1) Having combat the first day caused some trouble. Today, outside of combat, the players kept specifying what they wanted to do in mini one-round-like actions. I stopped them many, many times to let them know this wasn't needed. It took a lot of prodding, but they eventually loosened up [a little]. This may be solved by the next time we meet. One of the players finally caught on and started leading the non-action. This player helped change the "we move 6 spaces" to "we move to the forest clearing we visited last night".

2) Inter-party arguing. Every NPC interaction caused them to go into high debate, trying to figure out the right approach. This is taking a lot of "herding" on my part, but i think it'll eventually work out. I do, however, feel like I'm weak or missing some DM skills to handle this.

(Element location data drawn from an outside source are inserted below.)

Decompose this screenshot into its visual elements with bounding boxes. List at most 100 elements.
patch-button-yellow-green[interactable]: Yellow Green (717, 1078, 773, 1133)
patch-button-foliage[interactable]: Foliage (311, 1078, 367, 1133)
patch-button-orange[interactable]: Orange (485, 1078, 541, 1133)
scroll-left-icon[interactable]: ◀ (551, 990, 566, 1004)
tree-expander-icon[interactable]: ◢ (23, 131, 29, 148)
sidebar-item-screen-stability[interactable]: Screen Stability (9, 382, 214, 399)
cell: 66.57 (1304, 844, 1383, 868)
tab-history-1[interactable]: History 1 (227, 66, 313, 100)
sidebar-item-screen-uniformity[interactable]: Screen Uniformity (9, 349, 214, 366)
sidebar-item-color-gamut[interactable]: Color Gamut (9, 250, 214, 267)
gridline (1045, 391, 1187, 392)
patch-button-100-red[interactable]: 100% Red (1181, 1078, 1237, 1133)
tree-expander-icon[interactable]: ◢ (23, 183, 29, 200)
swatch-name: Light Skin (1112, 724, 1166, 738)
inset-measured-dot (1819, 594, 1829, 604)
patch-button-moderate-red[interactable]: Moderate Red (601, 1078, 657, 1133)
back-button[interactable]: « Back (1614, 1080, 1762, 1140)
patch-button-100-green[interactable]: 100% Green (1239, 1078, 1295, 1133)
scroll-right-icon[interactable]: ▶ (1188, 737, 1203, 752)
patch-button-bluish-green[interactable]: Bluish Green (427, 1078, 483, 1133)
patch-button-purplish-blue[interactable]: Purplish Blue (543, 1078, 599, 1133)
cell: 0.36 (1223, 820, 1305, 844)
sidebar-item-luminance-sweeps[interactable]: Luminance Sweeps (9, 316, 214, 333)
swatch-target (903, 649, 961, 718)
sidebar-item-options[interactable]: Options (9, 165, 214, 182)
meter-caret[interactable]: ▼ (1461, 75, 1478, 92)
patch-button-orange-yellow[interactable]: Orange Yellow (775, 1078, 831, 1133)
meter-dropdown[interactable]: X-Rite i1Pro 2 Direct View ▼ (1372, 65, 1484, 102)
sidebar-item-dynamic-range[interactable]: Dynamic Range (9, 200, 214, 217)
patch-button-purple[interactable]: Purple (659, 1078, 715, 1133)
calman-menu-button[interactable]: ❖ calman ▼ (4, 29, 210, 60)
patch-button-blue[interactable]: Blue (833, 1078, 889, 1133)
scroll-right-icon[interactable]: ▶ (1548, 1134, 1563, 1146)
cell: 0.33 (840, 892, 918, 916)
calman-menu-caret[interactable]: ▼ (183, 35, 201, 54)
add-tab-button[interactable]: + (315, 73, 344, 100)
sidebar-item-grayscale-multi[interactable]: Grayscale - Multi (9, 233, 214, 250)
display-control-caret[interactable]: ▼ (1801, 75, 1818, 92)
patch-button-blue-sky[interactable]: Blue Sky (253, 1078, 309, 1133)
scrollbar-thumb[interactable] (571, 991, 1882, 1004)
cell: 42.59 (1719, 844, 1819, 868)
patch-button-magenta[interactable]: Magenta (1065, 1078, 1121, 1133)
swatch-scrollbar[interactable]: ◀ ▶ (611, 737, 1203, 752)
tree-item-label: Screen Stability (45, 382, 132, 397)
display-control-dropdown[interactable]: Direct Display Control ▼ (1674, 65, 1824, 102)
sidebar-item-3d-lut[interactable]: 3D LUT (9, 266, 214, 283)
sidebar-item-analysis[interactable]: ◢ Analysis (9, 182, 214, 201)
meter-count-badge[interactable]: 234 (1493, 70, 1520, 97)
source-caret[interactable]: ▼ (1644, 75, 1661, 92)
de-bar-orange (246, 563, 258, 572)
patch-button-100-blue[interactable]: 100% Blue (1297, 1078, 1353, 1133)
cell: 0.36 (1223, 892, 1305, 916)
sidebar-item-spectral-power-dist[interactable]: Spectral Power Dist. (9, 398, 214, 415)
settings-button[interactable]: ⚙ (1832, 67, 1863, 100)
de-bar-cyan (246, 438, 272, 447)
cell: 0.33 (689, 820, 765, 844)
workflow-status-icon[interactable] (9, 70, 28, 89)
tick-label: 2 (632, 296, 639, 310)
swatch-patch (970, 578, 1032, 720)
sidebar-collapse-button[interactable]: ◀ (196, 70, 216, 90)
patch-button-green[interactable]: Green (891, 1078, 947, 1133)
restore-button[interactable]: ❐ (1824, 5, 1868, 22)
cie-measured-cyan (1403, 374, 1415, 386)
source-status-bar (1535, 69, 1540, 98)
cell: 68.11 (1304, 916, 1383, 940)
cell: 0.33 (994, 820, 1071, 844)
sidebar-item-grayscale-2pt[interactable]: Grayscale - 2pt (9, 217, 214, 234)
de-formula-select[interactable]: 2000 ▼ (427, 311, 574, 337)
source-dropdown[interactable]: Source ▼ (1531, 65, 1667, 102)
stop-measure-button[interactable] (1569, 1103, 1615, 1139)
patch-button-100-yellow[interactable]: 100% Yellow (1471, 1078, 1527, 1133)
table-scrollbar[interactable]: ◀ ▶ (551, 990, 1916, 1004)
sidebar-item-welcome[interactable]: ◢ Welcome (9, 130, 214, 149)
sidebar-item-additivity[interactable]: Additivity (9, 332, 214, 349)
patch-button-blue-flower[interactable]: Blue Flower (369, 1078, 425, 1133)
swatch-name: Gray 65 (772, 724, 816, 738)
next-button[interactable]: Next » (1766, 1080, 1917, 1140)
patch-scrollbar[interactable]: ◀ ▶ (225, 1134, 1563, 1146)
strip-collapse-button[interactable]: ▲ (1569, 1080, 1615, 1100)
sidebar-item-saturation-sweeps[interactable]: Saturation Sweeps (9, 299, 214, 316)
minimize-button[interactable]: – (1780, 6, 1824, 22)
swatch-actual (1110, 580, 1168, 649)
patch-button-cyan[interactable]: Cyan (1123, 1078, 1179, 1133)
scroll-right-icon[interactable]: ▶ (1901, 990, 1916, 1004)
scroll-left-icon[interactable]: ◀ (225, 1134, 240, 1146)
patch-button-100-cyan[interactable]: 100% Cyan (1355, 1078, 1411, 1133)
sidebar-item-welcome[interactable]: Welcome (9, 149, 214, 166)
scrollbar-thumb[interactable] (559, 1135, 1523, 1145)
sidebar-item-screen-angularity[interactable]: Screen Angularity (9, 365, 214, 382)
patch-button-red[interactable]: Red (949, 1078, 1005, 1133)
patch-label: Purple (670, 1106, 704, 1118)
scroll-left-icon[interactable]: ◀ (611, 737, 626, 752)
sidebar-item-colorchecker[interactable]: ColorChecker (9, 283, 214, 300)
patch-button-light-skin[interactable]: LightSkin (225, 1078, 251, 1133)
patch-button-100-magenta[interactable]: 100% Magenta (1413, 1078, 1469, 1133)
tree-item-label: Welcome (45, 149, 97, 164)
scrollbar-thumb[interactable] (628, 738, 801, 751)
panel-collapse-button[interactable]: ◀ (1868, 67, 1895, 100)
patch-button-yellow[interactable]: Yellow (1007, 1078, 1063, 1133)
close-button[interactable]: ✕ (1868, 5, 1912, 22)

For instance, one of the party members died in the previous combat. I introduced their new character today, setting up a situation that I thought would be conducive to a "we're heading the same way, so...". The rest of the party planned for about 10 minutes how to introduce themselves to this new stranger [not *entirely* unreasonable, as they are somewhat fugitives from the town they just left, but I made it clear the other party member was from another town, meeting them at crossroads].

The new-character's player wanted to role-play his introduction and be convinced to join the party. Another player was pushing to "just say yes and lets get on with it". Another player was trying a bluff that the rest of the party didn't want him to do [the guards are looking for YOU, stay with us for protection], and yet another kept a running dialog going with new character filled with bluffs and diplomacy. The other two characters were mostly silent, fulfilling their assigned roles as sentries and waiting for things to play out.

I'm embarrassed to say how long this took. As I said, I'm now questioning my DM skills for handling this reoccurring "everyone wants to do their own thing" scenario.

3) The strong-willed 3.5 player. He's constantly telling the others what they should do. Several times, I pushed to get everyone's input when he was railroading the situation. At the end of the day, all but one player were getting their words in. At one point, he was pressing with "I'm the leader of the group or I'm not playing". Seriously! To which two other members of the group were caving in, knowing that he really won't play unless he is. There hasn't been a real need for a leader yet, so we'll see how that turns out. Personally, I think the person who helped fix (1) would be a much better and more diplomatic leader, and may enjoy playing a warlord (anyone have a good writeup?).

Overall, it was a little better, so I'm optimistic that it'll eventually work out.
 

Minor question, what ages/age ranges are we talking about here?

I'd also recommend talking to the strong willed 3.5 player outside of the game and set him straight on what works in your game, regardless of what he played like before.
 

Seems to me that your problem is due to your players, and not to the system that you are running.

Maybe there needs to be established some ground rules, both for the inexperienced and the experienced.